Why, then, is “economic theory” so amazingly bewildering? With very little exaggeration, we can claim that no great development in the science of economics has used very complicated techniques, even when math was involved, yet even to the technically competent a lot of economics research is very difficult to understand. Of course, if an economist could all find ground-breaking theory that can be represented in two lines, I’m sure she’d write it. Is the reason for the complexity an attempt to make average ideas look better?

Let’s be charitable and assume that’s not the case. I think that once we exclude the “obfuscation motive”, there are two possible reasons why economic theory is technically complex. One might be that the relationships being investigated are broader, that less is held equal, that we’re looking to more nuanced explanations. Another possible reason is, paradoxically, that theory gets more complex as the questions get narrower – the more we assume, the higher the complexity.

Why?
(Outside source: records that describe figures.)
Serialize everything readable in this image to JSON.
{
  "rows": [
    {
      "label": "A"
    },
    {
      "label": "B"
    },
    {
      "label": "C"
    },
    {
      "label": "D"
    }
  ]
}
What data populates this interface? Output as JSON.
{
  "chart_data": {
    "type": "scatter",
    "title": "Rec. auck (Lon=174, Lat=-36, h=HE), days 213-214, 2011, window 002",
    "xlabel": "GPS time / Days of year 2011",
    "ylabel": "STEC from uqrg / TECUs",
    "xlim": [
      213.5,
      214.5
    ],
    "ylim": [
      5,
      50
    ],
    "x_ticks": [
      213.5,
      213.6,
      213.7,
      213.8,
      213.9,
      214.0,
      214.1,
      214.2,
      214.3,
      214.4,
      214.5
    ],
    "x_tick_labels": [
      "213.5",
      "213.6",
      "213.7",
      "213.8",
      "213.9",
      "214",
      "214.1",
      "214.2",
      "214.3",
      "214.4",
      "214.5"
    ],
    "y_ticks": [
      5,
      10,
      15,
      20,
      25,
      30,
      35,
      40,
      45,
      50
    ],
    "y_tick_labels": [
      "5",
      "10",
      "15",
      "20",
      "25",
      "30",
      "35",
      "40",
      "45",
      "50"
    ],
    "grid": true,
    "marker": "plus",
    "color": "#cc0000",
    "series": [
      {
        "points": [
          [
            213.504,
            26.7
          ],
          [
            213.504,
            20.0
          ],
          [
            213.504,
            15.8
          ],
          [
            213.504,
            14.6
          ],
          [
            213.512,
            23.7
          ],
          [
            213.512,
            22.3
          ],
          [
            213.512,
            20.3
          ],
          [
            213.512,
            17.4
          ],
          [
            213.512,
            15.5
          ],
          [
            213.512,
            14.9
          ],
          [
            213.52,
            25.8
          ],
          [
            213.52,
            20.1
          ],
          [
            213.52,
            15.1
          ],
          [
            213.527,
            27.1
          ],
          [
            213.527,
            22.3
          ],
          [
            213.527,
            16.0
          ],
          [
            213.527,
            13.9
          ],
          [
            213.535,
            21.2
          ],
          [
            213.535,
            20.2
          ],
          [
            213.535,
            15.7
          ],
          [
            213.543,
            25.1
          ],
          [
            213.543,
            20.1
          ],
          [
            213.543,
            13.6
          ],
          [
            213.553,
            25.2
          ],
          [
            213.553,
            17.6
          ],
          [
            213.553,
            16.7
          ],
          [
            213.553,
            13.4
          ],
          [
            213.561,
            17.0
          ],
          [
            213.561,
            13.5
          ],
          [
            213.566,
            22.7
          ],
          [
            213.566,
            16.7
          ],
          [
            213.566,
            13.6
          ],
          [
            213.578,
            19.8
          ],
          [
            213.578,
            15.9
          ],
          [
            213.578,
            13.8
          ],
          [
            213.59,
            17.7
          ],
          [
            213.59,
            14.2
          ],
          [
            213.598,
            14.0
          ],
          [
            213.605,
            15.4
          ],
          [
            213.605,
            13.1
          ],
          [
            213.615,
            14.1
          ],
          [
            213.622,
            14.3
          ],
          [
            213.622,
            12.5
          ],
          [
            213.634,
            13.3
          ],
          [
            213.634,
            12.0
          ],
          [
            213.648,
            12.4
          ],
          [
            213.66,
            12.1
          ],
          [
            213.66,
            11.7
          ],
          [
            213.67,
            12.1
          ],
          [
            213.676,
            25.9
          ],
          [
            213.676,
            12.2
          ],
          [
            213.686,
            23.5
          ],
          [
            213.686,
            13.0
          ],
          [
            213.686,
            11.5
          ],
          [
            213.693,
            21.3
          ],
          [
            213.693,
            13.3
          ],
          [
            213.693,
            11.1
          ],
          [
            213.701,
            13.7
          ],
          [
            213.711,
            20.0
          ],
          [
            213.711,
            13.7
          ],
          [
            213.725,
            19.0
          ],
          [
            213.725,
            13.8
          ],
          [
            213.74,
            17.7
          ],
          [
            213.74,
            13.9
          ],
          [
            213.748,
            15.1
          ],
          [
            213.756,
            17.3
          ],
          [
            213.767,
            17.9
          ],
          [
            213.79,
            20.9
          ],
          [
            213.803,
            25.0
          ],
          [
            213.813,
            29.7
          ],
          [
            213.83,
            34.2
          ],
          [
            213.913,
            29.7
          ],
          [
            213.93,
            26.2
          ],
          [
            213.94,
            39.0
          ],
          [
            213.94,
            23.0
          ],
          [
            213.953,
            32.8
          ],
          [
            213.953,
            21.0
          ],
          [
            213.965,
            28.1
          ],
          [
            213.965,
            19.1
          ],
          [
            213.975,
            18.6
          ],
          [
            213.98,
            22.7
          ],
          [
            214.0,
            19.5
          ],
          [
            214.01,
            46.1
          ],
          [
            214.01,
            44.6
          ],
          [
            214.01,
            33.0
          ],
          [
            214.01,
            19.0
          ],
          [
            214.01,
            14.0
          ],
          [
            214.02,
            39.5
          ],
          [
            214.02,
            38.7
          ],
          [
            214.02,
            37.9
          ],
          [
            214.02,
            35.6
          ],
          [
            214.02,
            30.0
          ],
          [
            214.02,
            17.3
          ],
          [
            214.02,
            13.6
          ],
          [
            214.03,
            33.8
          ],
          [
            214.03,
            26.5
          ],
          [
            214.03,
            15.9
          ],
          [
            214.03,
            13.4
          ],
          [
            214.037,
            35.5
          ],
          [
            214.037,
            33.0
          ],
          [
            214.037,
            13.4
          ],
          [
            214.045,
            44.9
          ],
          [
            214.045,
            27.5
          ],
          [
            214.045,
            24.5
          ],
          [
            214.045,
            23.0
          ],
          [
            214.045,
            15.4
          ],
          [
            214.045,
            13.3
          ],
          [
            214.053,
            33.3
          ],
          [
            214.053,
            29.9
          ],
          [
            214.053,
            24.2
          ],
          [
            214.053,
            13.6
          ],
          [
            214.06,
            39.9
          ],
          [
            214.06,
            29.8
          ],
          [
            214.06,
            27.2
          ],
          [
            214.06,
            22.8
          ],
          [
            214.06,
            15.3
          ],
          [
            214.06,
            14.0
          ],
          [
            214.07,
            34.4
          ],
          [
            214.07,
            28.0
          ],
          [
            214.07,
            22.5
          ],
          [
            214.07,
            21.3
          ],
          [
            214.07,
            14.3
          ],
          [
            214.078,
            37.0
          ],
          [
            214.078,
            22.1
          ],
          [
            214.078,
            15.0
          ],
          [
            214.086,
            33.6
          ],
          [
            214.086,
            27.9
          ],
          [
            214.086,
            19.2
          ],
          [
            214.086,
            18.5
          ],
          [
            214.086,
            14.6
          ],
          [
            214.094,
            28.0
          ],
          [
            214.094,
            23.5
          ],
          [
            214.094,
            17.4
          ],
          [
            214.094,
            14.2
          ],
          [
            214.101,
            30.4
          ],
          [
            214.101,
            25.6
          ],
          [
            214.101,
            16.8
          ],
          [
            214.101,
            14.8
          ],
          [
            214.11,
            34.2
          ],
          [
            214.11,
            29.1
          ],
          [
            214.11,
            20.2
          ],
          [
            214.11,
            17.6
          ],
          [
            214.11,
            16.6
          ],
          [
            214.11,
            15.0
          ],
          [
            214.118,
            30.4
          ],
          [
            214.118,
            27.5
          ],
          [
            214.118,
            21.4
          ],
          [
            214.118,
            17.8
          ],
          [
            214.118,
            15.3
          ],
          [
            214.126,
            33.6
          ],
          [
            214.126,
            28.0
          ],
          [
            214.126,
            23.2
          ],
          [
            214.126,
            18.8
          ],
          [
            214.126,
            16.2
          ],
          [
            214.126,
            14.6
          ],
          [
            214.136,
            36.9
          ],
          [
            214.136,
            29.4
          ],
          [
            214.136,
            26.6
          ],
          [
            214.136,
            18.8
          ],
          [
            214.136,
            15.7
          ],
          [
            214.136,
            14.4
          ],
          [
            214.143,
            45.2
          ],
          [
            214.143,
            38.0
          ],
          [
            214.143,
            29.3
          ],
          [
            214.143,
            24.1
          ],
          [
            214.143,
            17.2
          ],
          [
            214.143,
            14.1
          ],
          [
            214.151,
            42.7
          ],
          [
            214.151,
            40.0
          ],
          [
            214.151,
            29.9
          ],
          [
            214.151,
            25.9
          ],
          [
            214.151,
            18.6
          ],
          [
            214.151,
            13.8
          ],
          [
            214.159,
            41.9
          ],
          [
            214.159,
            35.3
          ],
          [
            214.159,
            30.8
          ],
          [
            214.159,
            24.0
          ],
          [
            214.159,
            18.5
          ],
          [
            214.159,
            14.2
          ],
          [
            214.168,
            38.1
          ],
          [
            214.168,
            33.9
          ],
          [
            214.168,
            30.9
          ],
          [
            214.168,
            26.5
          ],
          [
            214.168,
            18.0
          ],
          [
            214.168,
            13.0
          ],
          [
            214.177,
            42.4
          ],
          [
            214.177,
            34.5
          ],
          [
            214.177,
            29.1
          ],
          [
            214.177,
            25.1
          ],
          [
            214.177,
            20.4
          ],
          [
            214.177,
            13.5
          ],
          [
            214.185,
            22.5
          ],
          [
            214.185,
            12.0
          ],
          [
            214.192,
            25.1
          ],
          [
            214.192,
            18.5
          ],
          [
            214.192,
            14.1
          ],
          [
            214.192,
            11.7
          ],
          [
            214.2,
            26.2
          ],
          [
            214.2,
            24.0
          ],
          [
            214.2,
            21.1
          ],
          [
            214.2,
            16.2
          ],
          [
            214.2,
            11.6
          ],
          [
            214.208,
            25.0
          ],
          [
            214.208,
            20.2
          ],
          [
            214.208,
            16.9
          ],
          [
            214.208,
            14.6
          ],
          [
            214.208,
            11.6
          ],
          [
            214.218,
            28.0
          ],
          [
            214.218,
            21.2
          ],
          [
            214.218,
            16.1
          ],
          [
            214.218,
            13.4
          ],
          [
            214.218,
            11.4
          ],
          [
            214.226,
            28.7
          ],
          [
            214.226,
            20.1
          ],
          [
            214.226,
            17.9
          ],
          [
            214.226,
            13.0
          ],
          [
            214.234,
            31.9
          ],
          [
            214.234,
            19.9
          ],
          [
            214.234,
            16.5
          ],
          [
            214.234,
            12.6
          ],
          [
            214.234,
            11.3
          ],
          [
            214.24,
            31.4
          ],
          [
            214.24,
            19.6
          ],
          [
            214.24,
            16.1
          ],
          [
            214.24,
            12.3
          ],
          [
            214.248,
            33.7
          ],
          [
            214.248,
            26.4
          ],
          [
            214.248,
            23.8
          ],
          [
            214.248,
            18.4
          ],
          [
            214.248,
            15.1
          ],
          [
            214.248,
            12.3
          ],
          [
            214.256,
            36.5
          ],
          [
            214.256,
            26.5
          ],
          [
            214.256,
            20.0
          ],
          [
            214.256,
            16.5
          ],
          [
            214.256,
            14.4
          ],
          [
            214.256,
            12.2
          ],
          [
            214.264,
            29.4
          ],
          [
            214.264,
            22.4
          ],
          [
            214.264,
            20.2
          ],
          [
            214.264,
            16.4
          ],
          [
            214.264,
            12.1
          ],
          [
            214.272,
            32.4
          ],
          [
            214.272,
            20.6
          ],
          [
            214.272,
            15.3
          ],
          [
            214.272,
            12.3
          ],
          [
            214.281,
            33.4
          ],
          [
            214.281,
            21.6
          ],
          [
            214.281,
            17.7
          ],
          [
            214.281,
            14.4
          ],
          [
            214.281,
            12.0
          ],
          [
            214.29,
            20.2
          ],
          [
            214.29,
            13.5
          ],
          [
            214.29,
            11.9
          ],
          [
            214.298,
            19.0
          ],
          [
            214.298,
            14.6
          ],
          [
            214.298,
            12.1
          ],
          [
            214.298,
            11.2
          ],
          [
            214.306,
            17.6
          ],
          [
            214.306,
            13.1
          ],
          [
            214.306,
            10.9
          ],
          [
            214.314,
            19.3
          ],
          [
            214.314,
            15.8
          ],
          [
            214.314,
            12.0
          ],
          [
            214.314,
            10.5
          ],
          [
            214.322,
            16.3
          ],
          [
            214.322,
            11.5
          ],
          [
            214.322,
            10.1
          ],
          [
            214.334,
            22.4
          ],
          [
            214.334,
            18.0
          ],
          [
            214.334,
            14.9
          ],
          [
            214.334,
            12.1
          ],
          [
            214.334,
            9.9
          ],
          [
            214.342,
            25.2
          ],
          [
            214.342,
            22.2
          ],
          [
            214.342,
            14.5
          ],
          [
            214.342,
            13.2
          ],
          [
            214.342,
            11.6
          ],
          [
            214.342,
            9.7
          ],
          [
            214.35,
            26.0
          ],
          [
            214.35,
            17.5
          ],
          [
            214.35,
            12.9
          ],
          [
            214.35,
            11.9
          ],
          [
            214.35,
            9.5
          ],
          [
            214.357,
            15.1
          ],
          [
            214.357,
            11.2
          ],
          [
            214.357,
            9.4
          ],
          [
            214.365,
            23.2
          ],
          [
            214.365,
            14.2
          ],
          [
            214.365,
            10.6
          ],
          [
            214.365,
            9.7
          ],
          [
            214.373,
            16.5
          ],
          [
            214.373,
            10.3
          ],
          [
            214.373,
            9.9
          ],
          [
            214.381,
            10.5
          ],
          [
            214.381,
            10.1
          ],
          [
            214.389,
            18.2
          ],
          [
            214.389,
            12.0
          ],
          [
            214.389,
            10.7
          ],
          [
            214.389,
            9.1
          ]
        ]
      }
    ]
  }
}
Imagine I want to figure out the relationship between a person’s income and the number of hours that person does voluntary work. This is a question that asks about how people allocate a scarce resource, time. I might make an abstraction that says “if all people like both money and helping others, then people with higher incomes will spend more time helping others, while people with lower incomes will spend more time trying to earn extra money.” I might make an abstraction that says “people with more income work more so have less time to volunteer”. What assumptions lead to the first conclusion, and what to the second?

If I wanted to broaden my question, I might start including in my theory labor market conditions, the availability of volunteering opportunities, the peer pressure to volunteer, the social pressure to earn more money to buy a big car, and so on and so forth. That would certainly make my theory more complicated; whether or not it makes it a better theory than the one that kept all that stuff equal and abstracted from it is a matter of preference, but I’m sure it would be more difficult to understand.

The second way to make the theory more “complicated”, at least superficially, might be to keep all the same stuff equal, but to say “imagine the person cares this much about money and this much about volunteering; then someone with this income will volunteer this much”. The abstraction is getting more abstract; we are getting more and more specific about the conditions of our model, and we must use more specific techniques to, in particular, quantify the result.

What do we gain from this quantification, and what do we lose? Perhaps we can look at actual evidence on the link between income and volunteering, and compare it to the quantified prediction, but that only works if all else is equal in our evidence, too. A better justification is that we can get a theoretical idea of how big our effect is. However, as we get more specific we get more abstract; in this example, we’re getting more abstract about preferences, which are themselves unobservable. We’ve gone from “a person cares about money and volunteering” to attaching magnitudes to those cares.

The link between simplicity and usefulness is not just in the realism of the abstraction; it’s also in the procedure itself. Economic theory should be neither too broad or too narrow, but “just right”, whatever that means. Assume too little and we can’t figure out what’s really causing what; assume too much and you rest an entire argument on a special case. What’s the simplest model that explores the relationship I care about, and what’s the simplest model that shows what I want to show about that relationship?

Oh, and a practical suggestion: I’d love it if we all stopped writing ceteris paribus and used “all else equal”. What’s with the Latin?